Hester no conocía a la hermana de Edith, pero había oído hablar de ella con frecuencia, por lo que sabía que era voluble y un tanto indisciplinada, a menos que la hubieran juzgado de forma equivocada.
En aquel preciso momento, como para dejarla en evidencia, se abrió la puerta y Hester vio bajo el dintel a una de las mujeres más atractivas con que se había topado jamás. En aquel instante le pareció increíblemente hermosa, alta, incluso más que ella y Edith, y muy esbelta. Tenía el cabello oscuro y con rizos naturales, a diferencia del estilo rígido en boga, que consistía en llevar la melena recogida hacia atrás y con tirabuzones que caían sobre las orejas, y parecía no preocuparse por los dictados de la moda. De hecho la falda que vestía era de lo más funcional, estaba hecha para trabajar, sin los aros del miriñaque, aunque la blusa tenía unos bordados muy elaborados y unos lazos blancos. Presentaba un aspecto un tanto masculino, no era coqueta ni recatada, sencillamente natural. Tenía la cara alargada y tan expresiva que reflejaba todos sus pensamientos.
Entró y, tras cerrar la puerta, se apoyó contra ella unos momentos, con las manos a la espalda, mientras observaba a Hester con claro interés.
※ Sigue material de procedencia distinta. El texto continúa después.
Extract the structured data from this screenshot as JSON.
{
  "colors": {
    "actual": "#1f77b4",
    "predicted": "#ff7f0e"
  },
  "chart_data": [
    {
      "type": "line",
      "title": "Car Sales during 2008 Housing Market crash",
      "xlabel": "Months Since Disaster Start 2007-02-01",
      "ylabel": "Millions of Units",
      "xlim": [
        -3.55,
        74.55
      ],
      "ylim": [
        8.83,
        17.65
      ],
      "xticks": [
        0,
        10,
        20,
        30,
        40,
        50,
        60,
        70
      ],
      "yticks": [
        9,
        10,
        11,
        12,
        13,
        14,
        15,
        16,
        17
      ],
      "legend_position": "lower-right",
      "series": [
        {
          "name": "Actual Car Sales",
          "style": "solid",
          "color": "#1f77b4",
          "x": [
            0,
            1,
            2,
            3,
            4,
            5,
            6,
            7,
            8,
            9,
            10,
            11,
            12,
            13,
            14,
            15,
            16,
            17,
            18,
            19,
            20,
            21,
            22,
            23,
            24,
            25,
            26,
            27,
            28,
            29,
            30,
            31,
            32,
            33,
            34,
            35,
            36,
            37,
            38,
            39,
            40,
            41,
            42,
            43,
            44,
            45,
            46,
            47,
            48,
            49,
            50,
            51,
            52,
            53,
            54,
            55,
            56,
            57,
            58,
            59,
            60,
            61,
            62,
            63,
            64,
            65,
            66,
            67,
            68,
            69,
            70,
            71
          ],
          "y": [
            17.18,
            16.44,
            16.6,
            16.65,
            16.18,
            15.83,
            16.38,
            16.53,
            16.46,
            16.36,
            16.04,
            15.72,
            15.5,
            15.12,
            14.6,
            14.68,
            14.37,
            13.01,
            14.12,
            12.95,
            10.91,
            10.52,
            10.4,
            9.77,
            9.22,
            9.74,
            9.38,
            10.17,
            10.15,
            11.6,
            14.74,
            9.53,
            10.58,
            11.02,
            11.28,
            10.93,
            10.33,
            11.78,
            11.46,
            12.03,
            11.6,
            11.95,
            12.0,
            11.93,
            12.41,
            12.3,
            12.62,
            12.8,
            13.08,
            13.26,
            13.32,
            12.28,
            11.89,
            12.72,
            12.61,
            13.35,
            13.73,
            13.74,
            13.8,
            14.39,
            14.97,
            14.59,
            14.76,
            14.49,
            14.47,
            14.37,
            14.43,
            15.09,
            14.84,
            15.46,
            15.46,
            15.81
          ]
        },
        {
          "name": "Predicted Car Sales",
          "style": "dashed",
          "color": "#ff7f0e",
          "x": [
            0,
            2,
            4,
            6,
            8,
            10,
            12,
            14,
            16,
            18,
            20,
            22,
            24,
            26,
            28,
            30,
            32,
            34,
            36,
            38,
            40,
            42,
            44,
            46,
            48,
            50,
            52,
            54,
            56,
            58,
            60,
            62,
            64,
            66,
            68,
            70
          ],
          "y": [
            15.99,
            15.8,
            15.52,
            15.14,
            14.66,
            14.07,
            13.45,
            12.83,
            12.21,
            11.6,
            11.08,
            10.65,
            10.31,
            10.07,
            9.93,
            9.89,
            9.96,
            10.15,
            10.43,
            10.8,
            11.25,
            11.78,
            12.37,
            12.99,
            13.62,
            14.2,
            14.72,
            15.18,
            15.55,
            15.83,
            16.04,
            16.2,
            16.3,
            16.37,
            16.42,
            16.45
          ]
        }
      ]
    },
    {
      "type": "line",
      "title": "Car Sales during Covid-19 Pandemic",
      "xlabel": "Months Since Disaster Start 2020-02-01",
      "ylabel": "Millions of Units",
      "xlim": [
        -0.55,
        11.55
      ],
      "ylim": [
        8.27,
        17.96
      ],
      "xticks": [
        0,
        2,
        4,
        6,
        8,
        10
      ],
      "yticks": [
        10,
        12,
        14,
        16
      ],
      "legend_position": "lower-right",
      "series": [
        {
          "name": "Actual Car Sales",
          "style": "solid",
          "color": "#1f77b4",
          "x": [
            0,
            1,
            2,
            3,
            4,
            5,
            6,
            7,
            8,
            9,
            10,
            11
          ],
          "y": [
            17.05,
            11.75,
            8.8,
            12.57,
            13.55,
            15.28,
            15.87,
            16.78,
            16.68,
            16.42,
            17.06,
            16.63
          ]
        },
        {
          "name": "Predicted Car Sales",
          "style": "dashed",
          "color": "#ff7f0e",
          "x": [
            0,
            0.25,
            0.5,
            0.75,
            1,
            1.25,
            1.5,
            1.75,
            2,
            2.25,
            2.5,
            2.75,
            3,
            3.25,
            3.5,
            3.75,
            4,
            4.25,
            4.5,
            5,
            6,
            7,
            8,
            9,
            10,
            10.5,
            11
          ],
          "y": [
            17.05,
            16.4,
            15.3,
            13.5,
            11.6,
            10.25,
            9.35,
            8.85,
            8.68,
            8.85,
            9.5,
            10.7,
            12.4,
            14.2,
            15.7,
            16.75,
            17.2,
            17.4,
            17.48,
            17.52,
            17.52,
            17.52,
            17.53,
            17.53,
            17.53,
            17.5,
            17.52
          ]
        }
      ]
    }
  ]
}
– ¿Eres Hester Latterly? Edith me ha dicho que ibas a venir. Estoy encantada. Tenía ganas de conocerte desde que me contó que estuviste en la guerra de Crimea con la señorita Nightingale. Has de volver otro día, cuando estemos más tranquilas, para explicarnos tus experiencias. -Desplegó una sonrisa radiante-. O más bien para explicármelas, porque dudo de que a papá le pareciera bien, y estoy convencida de que a mamá tampoco, ya que ambos creen que cuando las mujeres no saben dónde está su sitio, que, por supuesto, es en casa, para mantener nuestra civilización a salvo, tiemblan los cimientos de la sociedad.
Se acercó a un canapé neorrococó y se arrellanó en él.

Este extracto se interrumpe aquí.